美紀「ふふっ、冗談ですよ。確かに先輩は変な男の人ですが、悪い人じゃありません。私だってそんな人が相手だったら、こうして手を繋ぐなんて出来ませんから」

 

握っている手にギュッと力を込め、美紀はまた微笑む。『変な男の人』だという認識があるのは少し心外だが『悪い人じゃない』という認識もされているらしい…。彼はそれを知り、安心したように息をつく。

 

 

 

美紀「………そろそろ戻りますか」

 

「あぁ、そうだね」

 

来た道を振り返って見れば、ここまで並んで歩いてきた二人の足跡が浜辺に伸びている…。こうして見ると、結構な距離を歩いてきたものだ。なんて事を思いながら、二人はその足跡をなぞるようにして、来た道を戻っていく。

 

 

 

 

美紀「先輩の彼女になる人って、どんな人なんでしょうね」

 

「あ~、どんな人でしょうねぇ~…」

 

美紀「…先輩の方こそ、変な女の人に捕まらないで下さいよ?」

 

「大丈夫大丈夫。

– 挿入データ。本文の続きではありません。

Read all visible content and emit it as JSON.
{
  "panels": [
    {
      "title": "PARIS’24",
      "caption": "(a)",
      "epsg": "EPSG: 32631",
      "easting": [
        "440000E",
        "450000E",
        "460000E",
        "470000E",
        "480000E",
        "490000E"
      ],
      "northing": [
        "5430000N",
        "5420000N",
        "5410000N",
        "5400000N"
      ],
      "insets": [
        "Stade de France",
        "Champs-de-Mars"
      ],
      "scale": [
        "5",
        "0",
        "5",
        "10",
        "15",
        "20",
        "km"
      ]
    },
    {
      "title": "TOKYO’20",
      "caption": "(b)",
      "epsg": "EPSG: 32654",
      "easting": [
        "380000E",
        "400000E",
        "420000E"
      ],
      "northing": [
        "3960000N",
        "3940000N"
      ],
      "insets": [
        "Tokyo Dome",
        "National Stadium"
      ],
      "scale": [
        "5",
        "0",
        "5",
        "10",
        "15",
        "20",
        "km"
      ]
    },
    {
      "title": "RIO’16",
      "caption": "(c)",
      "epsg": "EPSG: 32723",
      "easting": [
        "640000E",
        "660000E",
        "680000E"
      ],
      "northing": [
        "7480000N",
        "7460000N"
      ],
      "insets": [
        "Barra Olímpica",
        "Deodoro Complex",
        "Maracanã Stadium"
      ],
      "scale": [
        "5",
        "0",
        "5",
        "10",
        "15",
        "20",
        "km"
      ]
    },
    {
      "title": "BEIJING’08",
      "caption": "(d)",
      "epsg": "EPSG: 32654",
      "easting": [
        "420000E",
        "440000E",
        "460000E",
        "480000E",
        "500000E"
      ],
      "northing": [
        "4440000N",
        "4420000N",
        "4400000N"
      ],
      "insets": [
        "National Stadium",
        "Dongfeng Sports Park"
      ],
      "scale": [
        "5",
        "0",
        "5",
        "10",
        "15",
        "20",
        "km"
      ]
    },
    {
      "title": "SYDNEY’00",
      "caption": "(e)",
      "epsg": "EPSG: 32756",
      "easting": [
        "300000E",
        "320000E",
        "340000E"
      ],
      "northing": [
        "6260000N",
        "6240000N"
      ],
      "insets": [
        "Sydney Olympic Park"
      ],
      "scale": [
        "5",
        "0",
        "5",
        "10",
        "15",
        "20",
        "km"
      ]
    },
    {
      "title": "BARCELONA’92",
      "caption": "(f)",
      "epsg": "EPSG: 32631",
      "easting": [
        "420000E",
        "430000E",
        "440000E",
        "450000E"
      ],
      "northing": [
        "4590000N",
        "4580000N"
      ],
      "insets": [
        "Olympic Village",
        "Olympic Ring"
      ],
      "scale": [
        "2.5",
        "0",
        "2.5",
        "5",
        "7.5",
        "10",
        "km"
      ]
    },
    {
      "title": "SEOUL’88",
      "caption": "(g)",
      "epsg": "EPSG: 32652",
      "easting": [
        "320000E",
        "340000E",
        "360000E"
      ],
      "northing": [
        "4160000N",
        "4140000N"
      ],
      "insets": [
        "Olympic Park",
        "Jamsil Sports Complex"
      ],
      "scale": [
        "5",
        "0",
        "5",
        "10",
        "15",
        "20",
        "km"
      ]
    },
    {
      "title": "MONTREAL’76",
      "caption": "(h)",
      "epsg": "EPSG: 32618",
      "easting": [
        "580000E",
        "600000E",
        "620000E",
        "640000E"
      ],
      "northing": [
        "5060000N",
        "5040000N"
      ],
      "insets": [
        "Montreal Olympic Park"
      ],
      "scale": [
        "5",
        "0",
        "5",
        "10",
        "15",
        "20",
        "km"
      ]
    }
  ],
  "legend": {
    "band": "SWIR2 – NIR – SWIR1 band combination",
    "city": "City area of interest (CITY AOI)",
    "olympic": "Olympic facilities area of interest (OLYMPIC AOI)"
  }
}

人を見る目だけはある…ハズなんで」

 

美紀「………ならいいですけど」

 

本当に大丈夫なのだろうか…。彼の頼りない返事を聞き、美紀は少し不安になる。由紀や胡桃など、良い人だと分かっている女性と付き合うなら問題ない。しかし、美紀がちっとも知らない…それでいて見るからに怪しい女を、彼が彼女として迎えたりしたら……

 

 

 

美紀(なんか…嫌だな…)

 

考えるだけで、繋ぐ手に自然と力が入る…。彼はただの先輩…ただの友達なのに、何故こんな気持ちになるのだろう…。美紀自身、本当はその答えに気付いていた。

 

 

 

美紀「………はぁ」

 

「どうした?ため息なんかついて…」

 

美紀「…いいえ、別になんでもないですよ。ただ、先輩のこれからが心配なだけです」

 

「どういうこと…?」

 

美紀はプイッと顔を背け、歩きの速度を上げる。彼と手を繋いだまま、なに食わぬ表情で、浜辺の上をスタスタと…。

 

 

 

美紀「海、本当に綺麗だなぁ……」

 

月明かりに照らされ、キラキラと輝く海…。それを見て、美紀は思った…。またこの光景を、大切な人と一緒に眺めながら歩きたい。そしてその時、自分の隣に立つ大切な人は…出来ることなら………

 

 

 

 

美紀「……先輩」

 

「はいはい、何ですか?」

 

 

美紀「…いえ、呼んでみただけです」

 

「あぁ、そう?」

 

自分がもっと素直になれば、いつかそんな日も来るのだろうか…。いや、来たら来たで、何だか照れくさい…。だから今はまだ、この距離感を保ったままで…。隣で不思議そうに首を傾げる一人の先輩見つめ、美紀はニッコリと微笑んだ…。

 

 

 




今回はみーくん回となりましたが、楽しんでもらえたでしょうか?(*^_^*)
夜の浜辺を、みーくんと(手を繋ぎながら)歩く…。